In the current study, the researchers wanted to understand how eliminating PGE2 signaling in macrophages could have these effects. They started by comparing macrophages from human blood donors either younger than 35 or older than 65. The cells from older donors made much more PGE2 and had higher abundance of the EP2 receptor than did macrophages from younger donors. When the researchers exposed human macrophages to PGE2, the cells altered their metabolism. Rather than using glucose to make energy, the cells converted it to glycogen and stored it, locking it up where the mitochondria couldn't access it for ATP production. "The result of that is that the cells are basically energy-depleted. They're just fatigued, and they don't work well. They don't phagocytose. They don't clear debris, including misfolded proteins associated with neurodegeneration."

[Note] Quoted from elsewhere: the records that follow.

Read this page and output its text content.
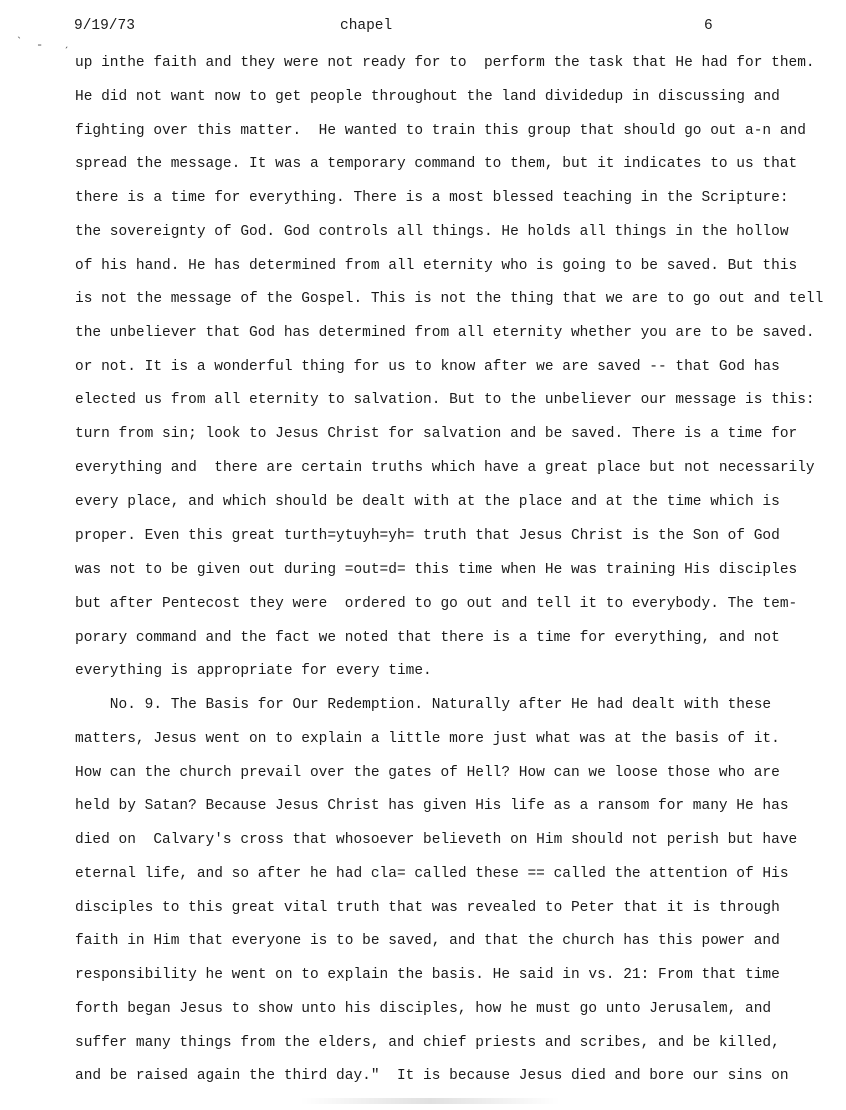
˴
- ˏ
9/19/73	chapel	6
up inthe faith and they were not ready for to  perform the task that He had for them.
He did not want now to get people throughout the land dividedup in discussing and
fighting over this matter.  He wanted to train this group that should go out a-n and
spread the message. It was a temporary command to them, but it indicates to us that
there is a time for everything. There is a most blessed teaching in the Scripture:
the sovereignty of God. God controls all things. He holds all things in the hollow
of his hand. He has determined from all eternity who is going to be saved. But this
is not the message of the Gospel. This is not the thing that we are to go out and tell
the unbeliever that God has determined from all eternity whether you are to be saved.
or not. It is a wonderful thing for us to know after we are saved -- that God has
elected us from all eternity to salvation. But to the unbeliever our message is this:
turn from sin; look to Jesus Christ for salvation and be saved. There is a time for
everything and  there are certain truths which have a great place but not necessarily
every place, and which should be dealt with at the place and at the time which is
proper. Even this great turth=ytuyh=yh= truth that Jesus Christ is the Son of God
was not to be given out during =out=d= this time when He was training His disciples
but after Pentecost they were  ordered to go out and tell it to everybody. The tem-
porary command and the fact we noted that there is a time for everything, and not
everything is appropriate for every time.
No. 9. The Basis for Our Redemption. Naturally after He had dealt with these
matters, Jesus went on to explain a little more just what was at the basis of it.
How can the church prevail over the gates of Hell? How can we loose those who are
held by Satan? Because Jesus Christ has given His life as a ransom for many He has
died on  Calvary's cross that whosoever believeth on Him should not perish but have
eternal life, and so after he had cla= called these == called the attention of His
disciples to this great vital truth that was revealed to Peter that it is through
faith in Him that everyone is to be saved, and that the church has this power and
responsibility he went on to explain the basis. He said in vs. 21: From that time
forth began Jesus to show unto his disciples, how he must go unto Jerusalem, and
suffer many things from the elders, and chief priests and scribes, and be killed,
and be raised again the third day."  It is because Jesus died and bore our sins on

When the scientists treated human macrophages from donors with an average age of about 48 with one of two EP2 receptor inhibitors, glycogen storage decreased, energy production increased, and cells shifted to express anti-inflammatory markers. As in human cells, aged mice also have higher levels of PGE2 in the blood and brain and EP2 receptor levels in macrophages, compared to younger mice. When the researchers knocked down the receptor in macrophages throughout the body in a mouse model of Alzheimer's disease or treated animals with either of two drugs to suppress EP2 function, cells had improved metabolism. The mice's age-associated inflammation also reversed and, with it, age-associated cognitive decline. Treating animals with an EP2 antagonist that couldn't get in the brain and thus only targeted the receptor in peripheral macrophages also led to cognitive improvement in older mice.